A highly acclaimed psychiatrist, academician, research scholar and medical educationist with over 40-year experience of teaching and practicing psychiatry, Prof Dr Malik Hussain Mubbashar was a multifaceted personality and a source of inspiration for many in and outside Pakistan. Being a professional par excellence, he was frequently termed a ‘giant’ in the arena of international psychiatry. It was he who made mental health recognized in Pakistan and it was through his efforts that psychiatry departments were established at many of the government-run hospitals in Pakistan. Today, more than 80 per cent of psychiatrists in Pakistan are his students.
PRCS Chairman Abrar ul Haq had a special place for Prof Dr Malik Hussain Mubbashar in his heart. He had recently included him in the Advisory Board of the PRCS to benefit from his professional excellence, commitment and dedication towards humanitarian cause.

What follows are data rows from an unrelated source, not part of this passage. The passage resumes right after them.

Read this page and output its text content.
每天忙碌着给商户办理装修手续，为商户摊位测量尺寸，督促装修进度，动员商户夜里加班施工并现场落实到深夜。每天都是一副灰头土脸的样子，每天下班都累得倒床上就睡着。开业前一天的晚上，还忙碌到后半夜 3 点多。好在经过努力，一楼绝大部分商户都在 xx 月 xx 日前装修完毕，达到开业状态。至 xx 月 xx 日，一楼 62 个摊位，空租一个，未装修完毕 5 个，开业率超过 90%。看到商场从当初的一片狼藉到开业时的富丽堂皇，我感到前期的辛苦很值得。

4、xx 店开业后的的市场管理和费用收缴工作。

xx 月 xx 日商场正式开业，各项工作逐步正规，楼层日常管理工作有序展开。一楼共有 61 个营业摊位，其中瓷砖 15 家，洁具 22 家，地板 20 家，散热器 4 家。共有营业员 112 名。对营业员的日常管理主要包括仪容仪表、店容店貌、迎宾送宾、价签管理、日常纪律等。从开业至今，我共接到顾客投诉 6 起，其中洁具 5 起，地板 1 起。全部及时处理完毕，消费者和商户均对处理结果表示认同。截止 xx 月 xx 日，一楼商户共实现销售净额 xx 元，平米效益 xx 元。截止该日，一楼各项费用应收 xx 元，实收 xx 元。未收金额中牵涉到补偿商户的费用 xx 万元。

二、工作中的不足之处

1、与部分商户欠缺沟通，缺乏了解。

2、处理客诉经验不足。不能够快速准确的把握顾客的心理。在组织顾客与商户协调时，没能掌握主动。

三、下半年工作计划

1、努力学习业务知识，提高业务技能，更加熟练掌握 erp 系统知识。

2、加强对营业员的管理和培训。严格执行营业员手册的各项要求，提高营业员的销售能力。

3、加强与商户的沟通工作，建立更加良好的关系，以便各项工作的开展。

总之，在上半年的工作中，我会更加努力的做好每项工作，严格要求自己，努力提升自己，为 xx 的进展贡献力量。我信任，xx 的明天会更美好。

Besides being a world-acclaimed psychiatrist, Prof Dr Malik Hussain Mubbashar was also a spiritual soul and an extraordinary human being, a very caring father and a humane professional. He wrote his autobiography titled ‘Meem Bashar’, which tells the story of integrity and honesty of a person even in the toughest times of his life. The book is about confronting his demons and his struggle to rediscover himself after a career as a professional psychiatrist and educationist.

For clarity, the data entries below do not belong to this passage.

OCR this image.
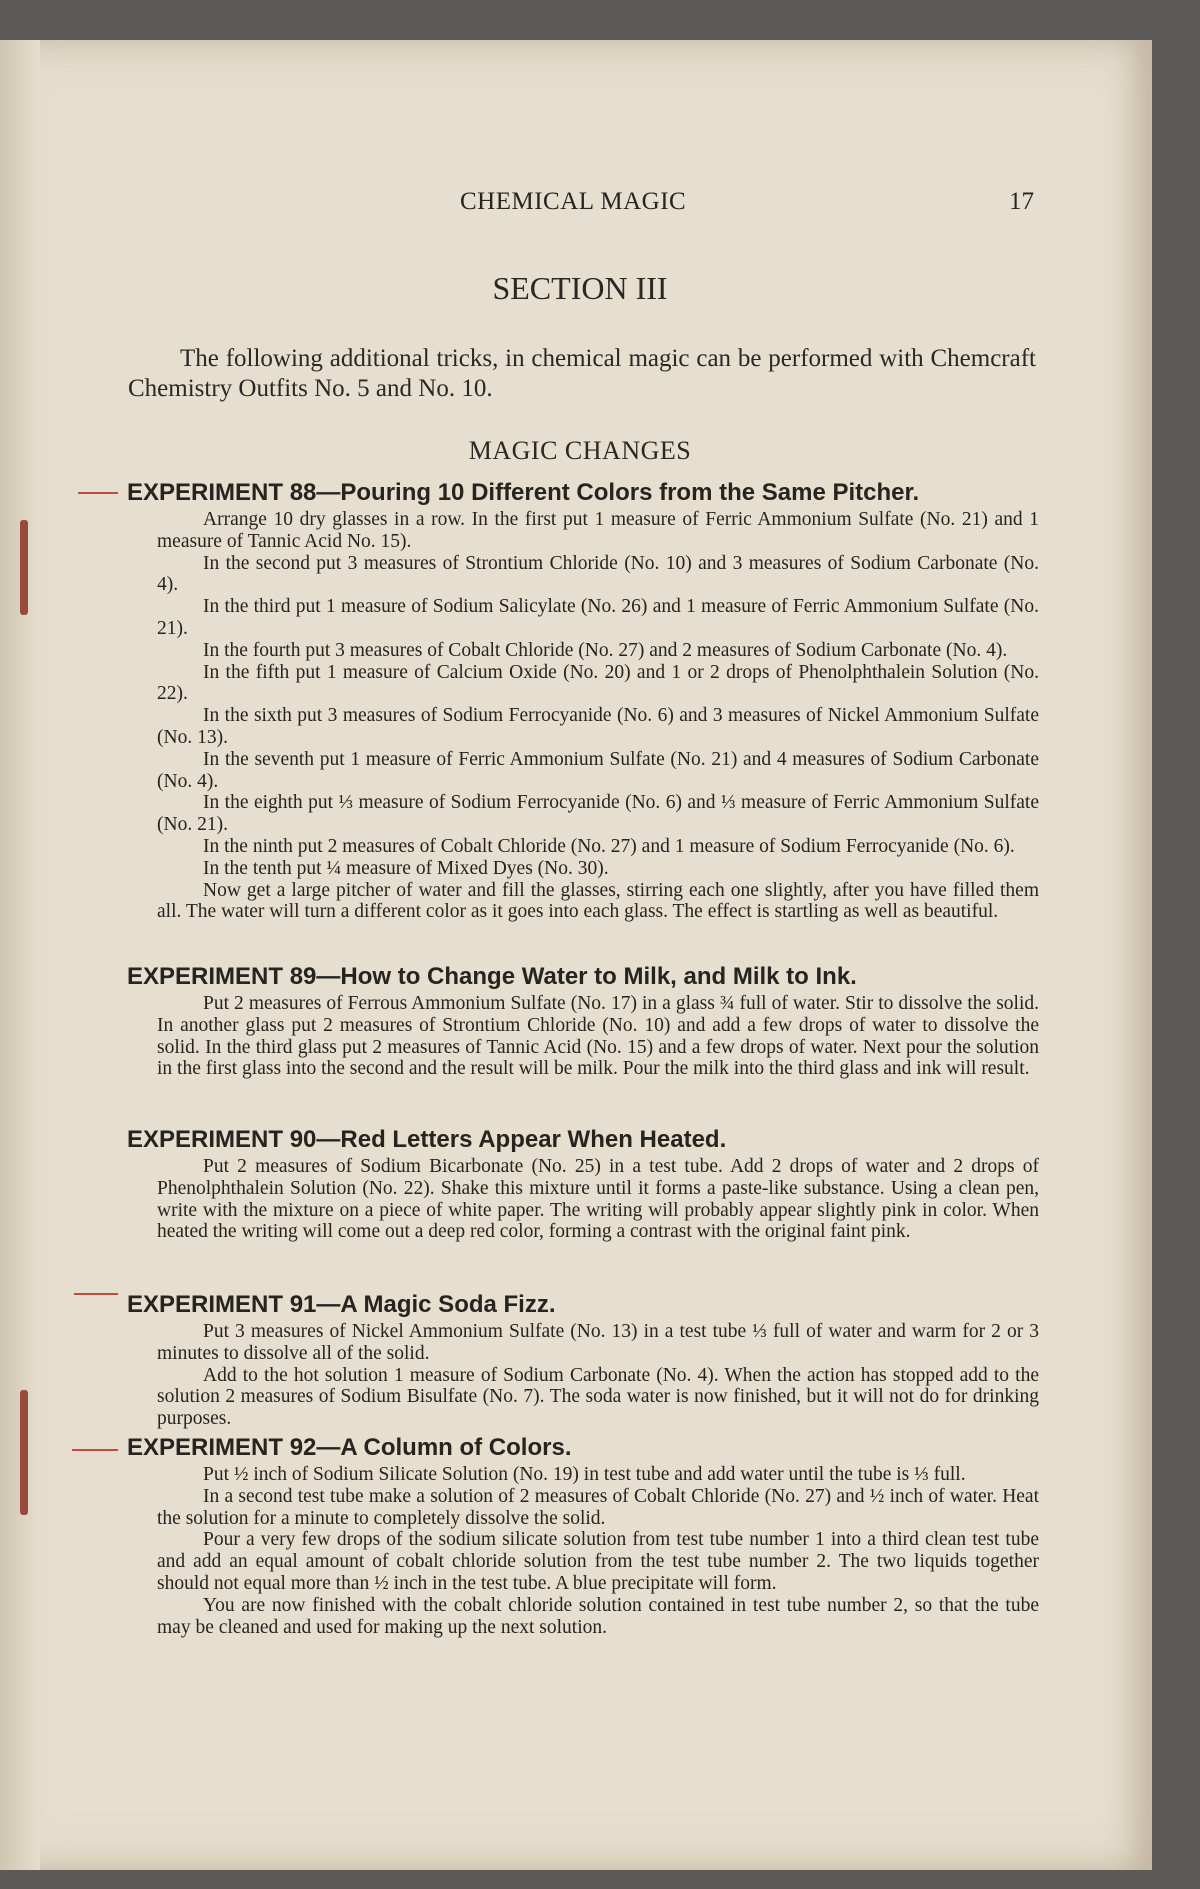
CHEMICAL MAGIC	17
SECTION III
The following additional tricks, in chemical magic can be performed with Chemcraft Chemistry Outfits No. 5 and No. 10.
MAGIC CHANGES
EXPERIMENT 88—Pouring 10 Different Colors from the Same Pitcher.

Arrange 10 dry glasses in a row. In the first put 1 measure of Ferric Ammonium Sulfate (No. 21) and 1 measure of Tannic Acid No. 15).

In the second put 3 measures of Strontium Chloride (No. 10) and 3 measures of Sodium Carbonate (No. 4).

In the third put 1 measure of Sodium Salicylate (No. 26) and 1 measure of Ferric Ammonium Sulfate (No. 21).

In the fourth put 3 measures of Cobalt Chloride (No. 27) and 2 measures of Sodium Carbonate (No. 4).

In the fifth put 1 measure of Calcium Oxide (No. 20) and 1 or 2 drops of Phenolphthalein Solution (No. 22).

In the sixth put 3 measures of Sodium Ferrocyanide (No. 6) and 3 measures of Nickel Ammonium Sulfate (No. 13).

In the seventh put 1 measure of Ferric Ammonium Sulfate (No. 21) and 4 measures of Sodium Carbonate (No. 4).

In the eighth put ⅓ measure of Sodium Ferrocyanide (No. 6) and ⅓ measure of Ferric Ammonium Sulfate (No. 21).

In the ninth put 2 measures of Cobalt Chloride (No. 27) and 1 measure of Sodium Ferrocyanide (No. 6).

In the tenth put ¼ measure of Mixed Dyes (No. 30).

Now get a large pitcher of water and fill the glasses, stirring each one slightly, after you have filled them all. The water will turn a different color as it goes into each glass. The effect is startling as well as beautiful.

EXPERIMENT 89—How to Change Water to Milk, and Milk to Ink.

Put 2 measures of Ferrous Ammonium Sulfate (No. 17) in a glass ¾ full of water. Stir to dissolve the solid. In another glass put 2 measures of Strontium Chloride (No. 10) and add a few drops of water to dissolve the solid. In the third glass put 2 measures of Tannic Acid (No. 15) and a few drops of water. Next pour the solution in the first glass into the second and the result will be milk. Pour the milk into the third glass and ink will result.

EXPERIMENT 90—Red Letters Appear When Heated.

Put 2 measures of Sodium Bicarbonate (No. 25) in a test tube. Add 2 drops of water and 2 drops of Phenolphthalein Solution (No. 22). Shake this mixture until it forms a paste-like substance. Using a clean pen, write with the mixture on a piece of white paper. The writing will probably appear slightly pink in color. When heated the writing will come out a deep red color, forming a contrast with the original faint pink.

EXPERIMENT 91—A Magic Soda Fizz.

Put 3 measures of Nickel Ammonium Sulfate (No. 13) in a test tube ⅓ full of water and warm for 2 or 3 minutes to dissolve all of the solid.

Add to the hot solution 1 measure of Sodium Carbonate (No. 4). When the action has stopped add to the solution 2 measures of Sodium Bisulfate (No. 7). The soda water is now finished, but it will not do for drinking purposes.

EXPERIMENT 92—A Column of Colors.

Put ½ inch of Sodium Silicate Solution (No. 19) in test tube and add water until the tube is ⅓ full.

In a second test tube make a solution of 2 measures of Cobalt Chloride (No. 27) and ½ inch of water. Heat the solution for a minute to completely dissolve the solid.

Pour a very few drops of the sodium silicate solution from test tube number 1 into a third clean test tube and add an equal amount of cobalt chloride solution from the test tube number 2. The two liquids together should not equal more than ½ inch in the test tube. A blue precipitate will form.

You are now finished with the cobalt chloride solution contained in test tube number 2, so that the tube may be cleaned and used for making up the next solution.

He would often describe how much painful for him was to see the poor patients being forced to buy costly medicines and undergoing expensive laboratory tests prescribed by doctors, terming the situation ‘empatho anaemia’ or ‘ethico anaemia’. According to him returning to age-old cultural values and traditions of East could revitalize society though it would result in closure of most of the clinics of medical practitioners.
It was very easy for him to live a comfortable life in England after completing his education yet he decided to come back and dedicate his life to serve his own community and train a whole generation of psychiatrists. With his departure, we have lost a symbol of courage and continuous struggle, who would teach others how to behave even in the most adverse circumstances. He was a lighthouse who always imparted the lesson of honesty to others. By his death, all the people who know him will miss a highly intelligent and vibrant individual with a rare friendliness and charm of personality. Human beings like him are born only once in centuries. May his soul rest in eternal peace.
The writer is Secretary General of Pakistan Red Crescent Society.